The simulations showed that turtles require at least around 85 percent of the average food availability in their environment in order to reach sexual maturity at all. Below that threshold, they fail to accumulate enough energy to transition into adulthood and do not reproduce. This points to a very narrow margin for survival, in which even small environmental changes can have major consequences.
The model also shows that more abundant food and more favourable thermal conditions can generally lead to earlier maturation, larger body size, and greater reproductive potential. However, this relationship is neither simple nor linear. Temperature and food availability act together: warmer water may accelerate metabolism and development, but if food is scarce, that acceleration does not necessarily translate into greater growth or improved reproduction. This is precisely why the model offers valuable insight into scenarios that cannot be directly tested in nature.
Two oceans, one species
A particularly important insight emerged when the same model, using the same physiological parameters, was applied to the eastern Pacific population, which is critically endangered. In other words, the model tested whether many of the differences between Atlantic and Pacific leatherbacks could be explained by environmental conditions rather than by differences in the species’ underlying physiology.
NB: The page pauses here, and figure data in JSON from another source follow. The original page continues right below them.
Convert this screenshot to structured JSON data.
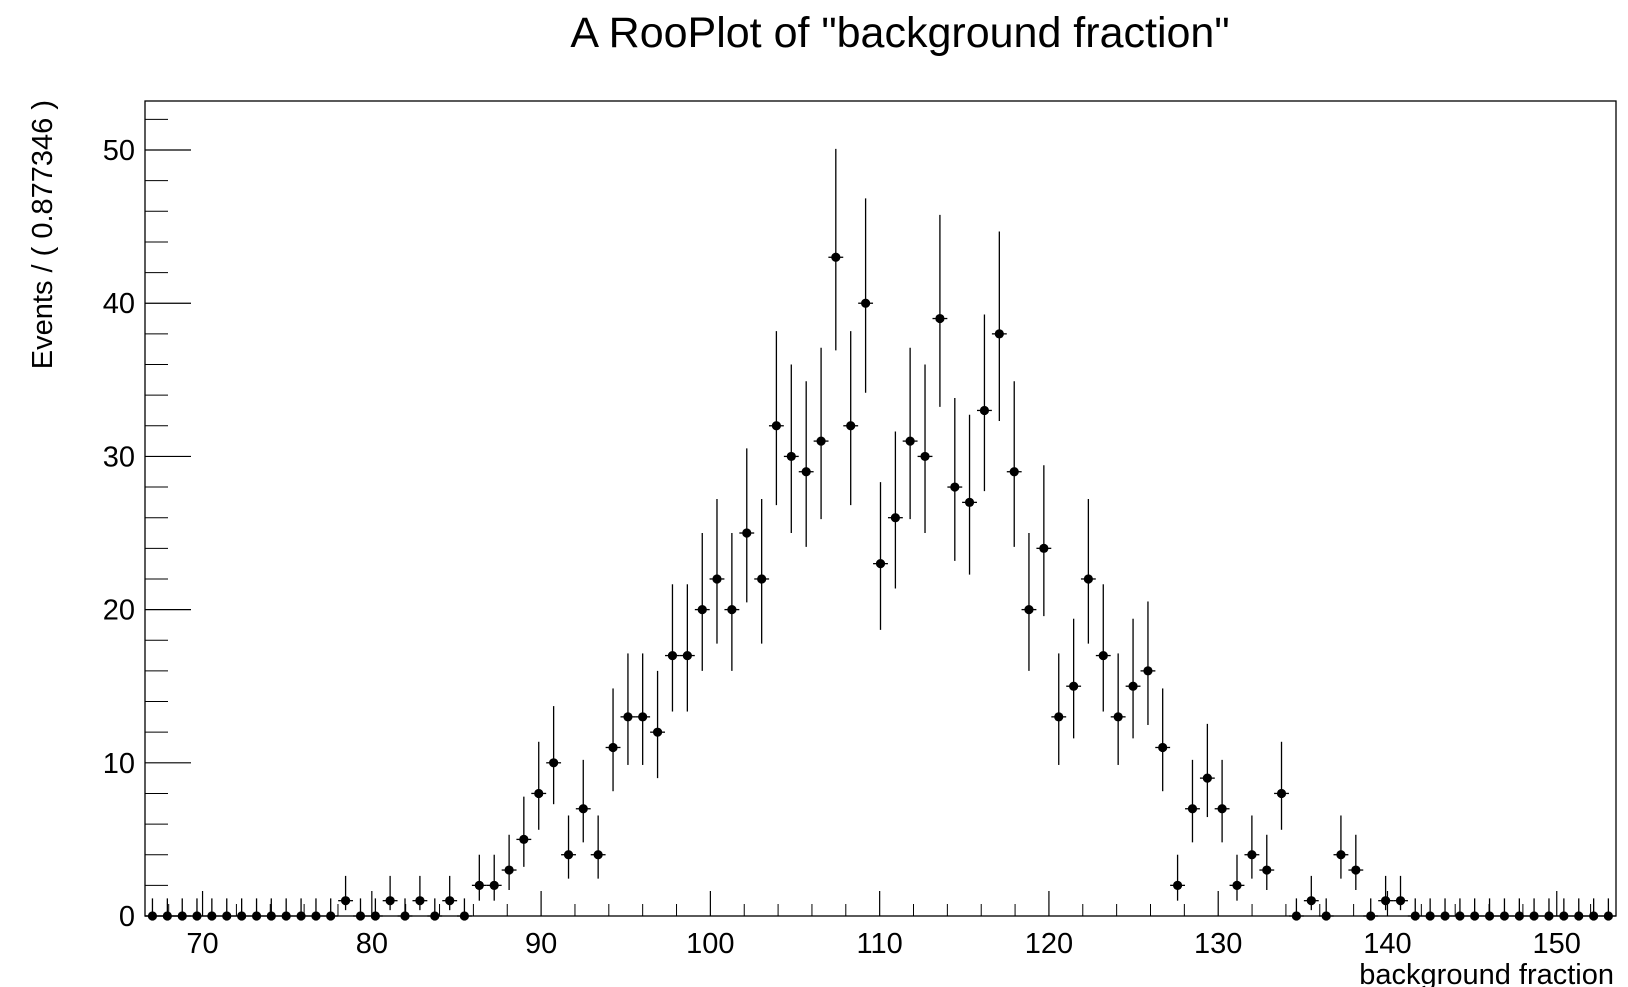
{
  "chart_data": {
    "type": "scatter",
    "title": "A RooPlot of \"background fraction\"",
    "xlabel": "background fraction",
    "ylabel": "Events / ( 0.877346 )",
    "xlim": [
      66.6,
      153.5
    ],
    "ylim": [
      0,
      53.2
    ],
    "x_ticks": [
      70,
      80,
      90,
      100,
      110,
      120,
      130,
      140,
      150
    ],
    "y_ticks": [
      0,
      10,
      20,
      30,
      40,
      50
    ],
    "bin_width": 0.877346,
    "grid": false,
    "legend": "none",
    "x": [
      67.04,
      67.92,
      68.8,
      69.67,
      70.55,
      71.43,
      72.31,
      73.19,
      74.06,
      74.94,
      75.82,
      76.7,
      77.57,
      78.45,
      79.33,
      80.21,
      81.08,
      81.96,
      82.84,
      83.72,
      84.6,
      85.47,
      86.35,
      87.23,
      88.11,
      88.98,
      89.86,
      90.74,
      91.62,
      92.49,
      93.37,
      94.25,
      95.13,
      96.0,
      96.88,
      97.76,
      98.64,
      99.52,
      100.39,
      101.27,
      102.15,
      103.03,
      103.9,
      104.78,
      105.66,
      106.54,
      107.41,
      108.29,
      109.17,
      110.05,
      110.93,
      111.8,
      112.68,
      113.56,
      114.44,
      115.31,
      116.19,
      117.07,
      117.95,
      118.82,
      119.7,
      120.58,
      121.46,
      122.33,
      123.21,
      124.09,
      124.97,
      125.85,
      126.72,
      127.6,
      128.48,
      129.36,
      130.23,
      131.11,
      131.99,
      132.87,
      133.74,
      134.62,
      135.5,
      136.38,
      137.25,
      138.13,
      139.01,
      139.89,
      140.77,
      141.64,
      142.52,
      143.4,
      144.28,
      145.15,
      146.03,
      146.91,
      147.79,
      148.66,
      149.54,
      150.42,
      151.3,
      152.18,
      153.05
    ],
    "y": [
      0,
      0,
      0,
      0,
      0,
      0,
      0,
      0,
      0,
      0,
      0,
      0,
      0,
      1,
      0,
      0,
      1,
      0,
      1,
      0,
      1,
      0,
      2,
      2,
      3,
      5,
      8,
      10,
      4,
      7,
      4,
      11,
      13,
      13,
      12,
      17,
      17,
      20,
      22,
      20,
      25,
      22,
      32,
      30,
      29,
      31,
      43,
      32,
      40,
      23,
      26,
      31,
      30,
      39,
      28,
      27,
      33,
      38,
      29,
      20,
      24,
      13,
      15,
      22,
      17,
      13,
      15,
      16,
      11,
      2,
      7,
      9,
      7,
      2,
      4,
      3,
      8,
      0,
      1,
      0,
      4,
      3,
      0,
      1,
      1,
      0,
      0,
      0,
      0,
      0,
      0,
      0,
      0,
      0,
      0,
      0,
      0,
      0,
      0
    ],
    "point_color": "#000000",
    "axis_color": "#000000"
  }
}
The results indicate that a reduction in food availability of only around 5 percent, combined with seas that are on average 1°C warmer, could explain a large part of the observed differences between the two populations. According to the simulations, Pacific turtles mature slightly earlier and at a similar size, but grow less after maturation, reach a smaller final body size, and produce around 19 percent fewer eggs over the course of their lives.
“A difference of nearly one-fifth in total lifetime offspring is particularly insidious because it is difficult to detect in the short term,” explained Dr. Nina Marn. “In a single nesting season, a Pacific female may lay a similar number of eggs to an Atlantic one, but the difference only becomes apparent when the entire life cycle is considered—and that is exactly what this model allows us to do.”
Why does this matter for species conservation?
Leatherback sea turtles face serious pressures worldwide, and several of their populations continue to decline despite decades of conservation efforts. Because their migrations span entire ocean basins, they are exposed to numerous threats along the way. These include accidental capture in fishing gear, loss of nesting habitats, changes in sea temperature and food availability linked to climate change, and the growing presence of microplastics in the ocean, which these gentle giants often mistake for food.
The value of the model lies not only in its ability to explain differences that are already being observed, but also in its capacity to assess future scenarios. If ocean temperatures continue to rise while food availability declines, the model can help identify the conditions under which individuals are no longer able to mature or experience a significant loss in reproductive potential—changes that could ultimately threaten entire populations.
These are not rough estimates, but calculations grounded in the known physiology of the species, available empirical data, and clearly defined environmental scenarios.
A step towards understanding migratory species
All data and model code have been made publicly available through the Add-my-Pet database, enabling other researchers to use, test, and further develop the model—not only for leatherbacks, but also for other sea turtle species. In the future, the model could be linked to data on real migratory routes, environmental conditions, and the pressures present along those routes, making the simulations even more realistic.
For decades, twenty years of life in the open ocean have remained almost invisible. This model does not make those years visible in a literal sense, but it does something equally important: it turns them into measurable relationships that can be analysed and used to anticipate the future. And for a species living on the edge of its energy budget, such calculations could prove to be a vital step towards better protection and population recovery.
This research was funded by the Croatian Science Foundation through project HRZZ-IP-2022-10–5901 (QPlast).